Perder um pênalti é um dos piores fardos do futebol. Alguns podem se lembrar de Roberto Baggio na final da Copa do Mundo de 1994 ou, ainda pior, de Alexandre Pato pelo Corinthians tentando fazer uma cavadinha. Temos muitos exemplos. Mas, para o torcedor, depois que a raiva passa, deveria entrar em campo a tal da empatia com o ser humano que cometeu aquele erro involuntário. Não deve ser fácil perder um pênalti.
Caso você não se compadeça com o jogador, que fique claro, deveria, pelo menos um pouco. Mesmo que tenhamos aquela pretensa ideia de que eles recebem muito bem para fazer o que fazem e que deveriam acertar a maioria das coisas, eles são pessoas como nós e, quando conseguimos acessar um pouco de auto sinceridade, ainda temos a capacidade de perceber que erramos muitos pênaltis diariamente, que não deveríamos errar.

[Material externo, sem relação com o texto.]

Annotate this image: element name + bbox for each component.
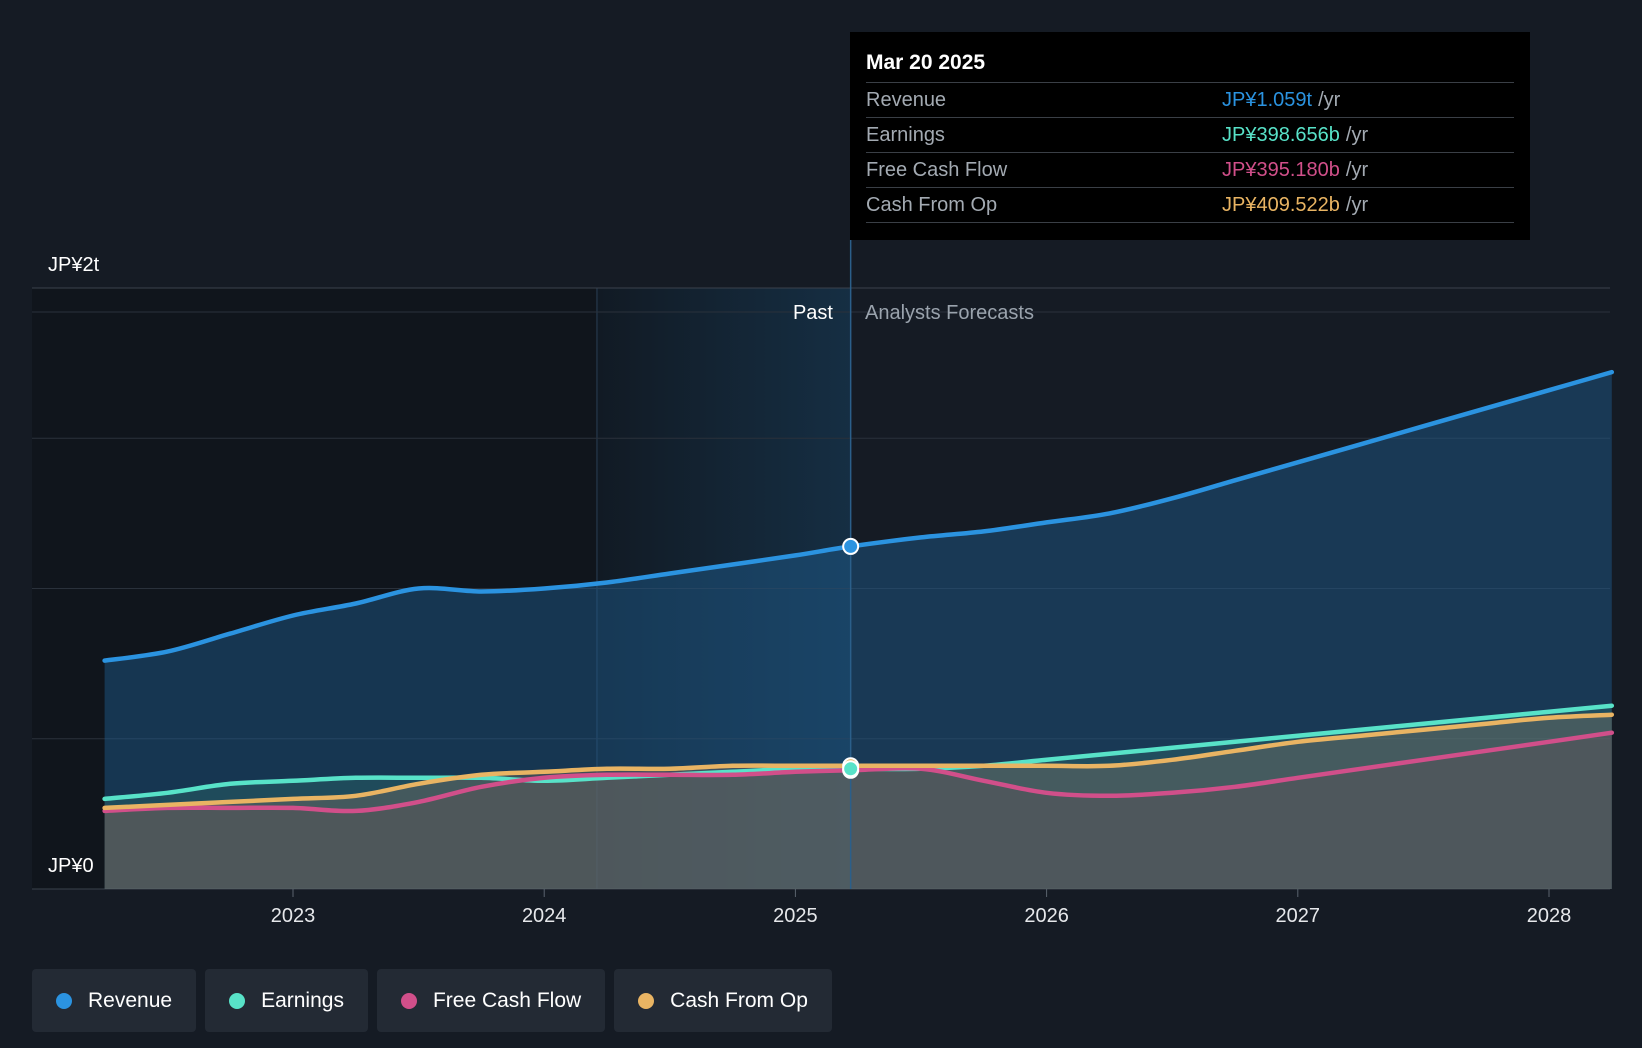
legend-item-revenue[interactable]: Revenue bbox=[32, 969, 197, 1032]
legend-dot-icon bbox=[229, 992, 246, 1009]
legend-item-earnings[interactable]: Earnings bbox=[205, 969, 368, 1032]
y-axis-max-label: JP¥2t bbox=[48, 254, 100, 276]
legend-dot-icon bbox=[638, 992, 655, 1009]
forecast-label: Analysts Forecasts bbox=[865, 302, 1034, 324]
legend-item-free-cash-flow[interactable]: Free Cash Flow bbox=[376, 969, 606, 1032]
past-label: Past bbox=[793, 302, 833, 324]
legend-label: Earnings bbox=[261, 988, 344, 1012]
x-tick-label: 2026 bbox=[1024, 905, 1069, 927]
area-revenue bbox=[104, 372, 1612, 890]
marker-revenue bbox=[842, 537, 860, 555]
legend-label: Cash From Op bbox=[670, 988, 808, 1012]
tooltip-row-earnings: Earnings JP¥398.656b /yr bbox=[866, 118, 1514, 153]
tooltip: Mar 20 2025 Revenue JP¥1.059t /yr Earnin… bbox=[850, 32, 1530, 240]
tooltip-row-name: Cash From Op bbox=[866, 194, 998, 216]
y-axis-min-label: JP¥0 bbox=[48, 855, 94, 877]
x-tick-label: 2024 bbox=[522, 905, 567, 927]
line-revenue bbox=[102, 369, 1615, 663]
legend: Revenue Earnings Free Cash Flow Cash Fro… bbox=[32, 969, 832, 1032]
tooltip-row-value: JP¥395.180b bbox=[1222, 159, 1340, 181]
legend-label: Revenue bbox=[88, 988, 173, 1012]
tooltip-date: Mar 20 2025 bbox=[866, 46, 1514, 83]
x-tick-label: 2023 bbox=[271, 905, 316, 927]
legend-dot-icon bbox=[56, 992, 72, 1009]
legend-dot-icon bbox=[400, 992, 417, 1009]
tooltip-row-free-cash-flow: Free Cash Flow JP¥395.180b /yr bbox=[866, 153, 1514, 188]
legend-item-cash-from-op[interactable]: Cash From Op bbox=[614, 969, 832, 1032]
tooltip-row-value: JP¥398.656b bbox=[1222, 124, 1340, 146]
tooltip-row-unit: /yr bbox=[1345, 159, 1369, 181]
marker-earnings bbox=[842, 760, 860, 778]
tooltip-row-name: Free Cash Flow bbox=[866, 159, 1008, 181]
tooltip-row-unit: /yr bbox=[1318, 89, 1341, 111]
x-tick-label: 2028 bbox=[1527, 905, 1572, 927]
x-tick-label: 2027 bbox=[1276, 905, 1321, 927]
tooltip-row-cash-from-op: Cash From Op JP¥409.522b /yr bbox=[866, 188, 1514, 223]
area-free-cash-flow bbox=[104, 732, 1612, 889]
tooltip-row-value: JP¥409.522b bbox=[1222, 194, 1340, 216]
tooltip-row-unit: /yr bbox=[1345, 194, 1369, 216]
tooltip-row-revenue: Revenue JP¥1.059t /yr bbox=[866, 83, 1514, 118]
legend-label: Free Cash Flow bbox=[432, 988, 582, 1012]
area-cash-from-op bbox=[104, 714, 1612, 889]
tooltip-row-name: Earnings bbox=[866, 124, 945, 146]
x-tick-label: 2025 bbox=[773, 905, 818, 927]
tooltip-row-name: Revenue bbox=[866, 89, 947, 111]
tooltip-row-unit: /yr bbox=[1345, 124, 1369, 146]
tooltip-row-value: JP¥1.059t bbox=[1222, 89, 1313, 111]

As cobranças de pênalti são muito semelhantes à técnica de um arqueiro. É preciso ter o braço firme, manter o olhar atento ao alvo e, basicamente, em relação ao preparo físico, é isso. Mas “a coisa” está na mente e os arqueiros falam justamente dessa forma. Ao puxar a flecha, eles tentam se manter conectados ao arco enquanto aguardam um sinal do próprio corpo dizendo que está na hora de soltar a flecha. Esse sinal é chamado de “a coisa” – uma tradução para o português. Para compreender esse sinal, os atletas precisam lidar com a mente mais do que com o corpo, o que faz do arco e flechas um esporte mais mental do que físico. Na hora do pênalti, o que mais conta é isso: a mente firme orientando os movimentos do corpo.
Esse é um dos grandes problemas das cobranças de pênalti. As disputas ocorrem depois de 90 ou 120 minutos de jogo. Isso significa que o estado de fadiga muscular dificulta a compreensão dos movimentos e interfere na mensagem transmitida pela mente de que chegou a hora de acertar o alvo. O jogador pensou, imaginou que chutaria a bola em tal direção, e ela vai para fora ou para as mãos do goleiro, que a cada ano ficam mais altos e ágeis.
Cobrar pênaltis é a “Arte Cavalheiresca do Arqueiro Zen” – e podemos perceber isso nos grandes batedores. Para citar o nosso Neymar, que trava um duelo com o goleiro, olho no olho, e sem utilizar força, coloca a bola na direção oposta à que o goleiro caiu. Ele espera “a coisa” e solta a flecha na hora certa.
Em nossas vidas, as cobranças de pênalti são semelhantes àqueles momentos em que sabemos que precisamos fazer alguma coisa. Pedir um aumento, interferir em uma confusão, abordar alguém, seja um cliente, um affair ou qualquer outra pessoa… Aquele momento em que ainda sentimos um frio na barriga. Um tipo de mensagem do corpo que, se for bem treinada, pode nos levar a fazer muitos gols. É um sinal de ação e não agir conforme esse sinal é muito semelhante a chutar a bola para fora.
Quantas situações são proteladas por conta da negligência desses momentos, por medo de viver uma cobrança de pênaltis. Jogadores de futebol acabam sendo levados a lidar com esse tipo de momento, quer eles queiram, quer eles não queiram.
Acertar um pênalti em uma final de campeonato é uma situação de dupla satisfação. Acertar é tão satisfatório quanto não errar.
É a mesma coisa com nossos momentos corriqueiros da vida. Temos a tendência de viver em “lugares” que não nos confrontam com essa dualidade de acerto e erro, e dessa forma, parece muito fácil questionar um atleta que erra um pênalti. Mas a maioria de nós nem mesmo considera se colocar nesse tipo de situação. A maioria de nós sente “a coisa”, o momento de soltar a flecha, e acaba se recolhendo na própria insignificância por medo de errar.